Others laughed at my child-like enjoyment of the snow
a novelty for me, but not for most of the French.
Imperceptibly almost we had climbed from 625m to 1108m,
no wonder it had got colder!
People were friendly
a shared bond after a first day's walk
and the shared meal of demi-pension.
To our hosts I owe gratitude
for such a welcoming end to the first day
a chance to gather strength for the next one.......
2012: I wasn't sure how I was going to find it, 're-walking' some of my 2008 route. I knew it could never be the same as that first time as a newbie pilgrim, my heart full of hopes, fear, joy, with unknown challenges ahead. But I was soon to discover, it was still a new thing. Each day I met new people, stayed in some different gîtes/villages from before, and saw places in different weather, and in France at least, slightly later in the season.
This time, I knew to make sure I took lunch with me from Le Puy, and actually had something to eat when I reached the seats behind the romanesque church at St Christophe sur-Dolaison.
The weather began to change, and clearly a storm was imminent. About 5-6 kilometres from Montbonnet, while I was walking amongst the lentil fields, the storm struck, and I was walking in thunder, lightning, and was under bombardment from heavy hail. There was no shelter, and I was concerned that the hail was so hard, I might even suffer a head injury! The track became like a stream.
This was the same area where I had struck sleet/snow on my 2008 walk from Le Puy: lentils thrive in the harsh weather it would seem! I had found it very hard leaving Le Puy in the morning this time, saying goodbye to some special friends, but it was like God was having his own special joke at my expense here, making the 'present moment' so intense I had to live in it, and not worry about anything else!

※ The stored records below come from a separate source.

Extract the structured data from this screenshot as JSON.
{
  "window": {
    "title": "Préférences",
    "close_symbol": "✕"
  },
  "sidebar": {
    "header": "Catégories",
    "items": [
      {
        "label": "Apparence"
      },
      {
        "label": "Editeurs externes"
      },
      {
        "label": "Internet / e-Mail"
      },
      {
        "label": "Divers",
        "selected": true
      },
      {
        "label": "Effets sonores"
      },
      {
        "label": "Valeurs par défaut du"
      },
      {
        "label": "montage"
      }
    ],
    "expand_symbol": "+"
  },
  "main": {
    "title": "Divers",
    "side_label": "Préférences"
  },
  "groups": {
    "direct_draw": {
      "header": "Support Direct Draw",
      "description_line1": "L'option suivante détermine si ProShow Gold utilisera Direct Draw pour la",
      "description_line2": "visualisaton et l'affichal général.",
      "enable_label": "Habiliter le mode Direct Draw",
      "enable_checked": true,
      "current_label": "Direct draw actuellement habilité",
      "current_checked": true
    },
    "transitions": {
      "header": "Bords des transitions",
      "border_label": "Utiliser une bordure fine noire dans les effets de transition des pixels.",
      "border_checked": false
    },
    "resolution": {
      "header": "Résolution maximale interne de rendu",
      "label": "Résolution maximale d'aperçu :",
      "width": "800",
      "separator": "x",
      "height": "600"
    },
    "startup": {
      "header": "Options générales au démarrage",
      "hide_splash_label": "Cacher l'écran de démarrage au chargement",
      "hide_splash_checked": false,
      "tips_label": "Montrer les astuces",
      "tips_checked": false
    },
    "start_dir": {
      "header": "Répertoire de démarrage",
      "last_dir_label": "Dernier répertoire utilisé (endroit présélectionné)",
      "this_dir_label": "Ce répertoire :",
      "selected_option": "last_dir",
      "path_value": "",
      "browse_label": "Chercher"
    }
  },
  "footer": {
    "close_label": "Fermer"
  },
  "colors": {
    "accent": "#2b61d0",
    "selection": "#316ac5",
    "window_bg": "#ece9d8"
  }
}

In 2008 I had enjoyed staying my first pilgrim night in l'Escole gîte in Montbonnet, and was disappointed to find it was 'complet' this time. However, a real treat was in store instead. 'La Grange' gîte, next to the bar, was in an old stone building that had been completely modernised inside.
It had a huge communal lounge with windows that had a view absolutely to die for, with so many old volcanic remnants in the landscape. I would quite happily have stopped walking here for another day or two just to sit in this lounge and contemplate the view!
And like always on a pilgrim walk, once wet clothes were peeled off, and I was showered and in dry clothes, the world was made new again. I headed back to the bar next door for a welcome hot chocolate.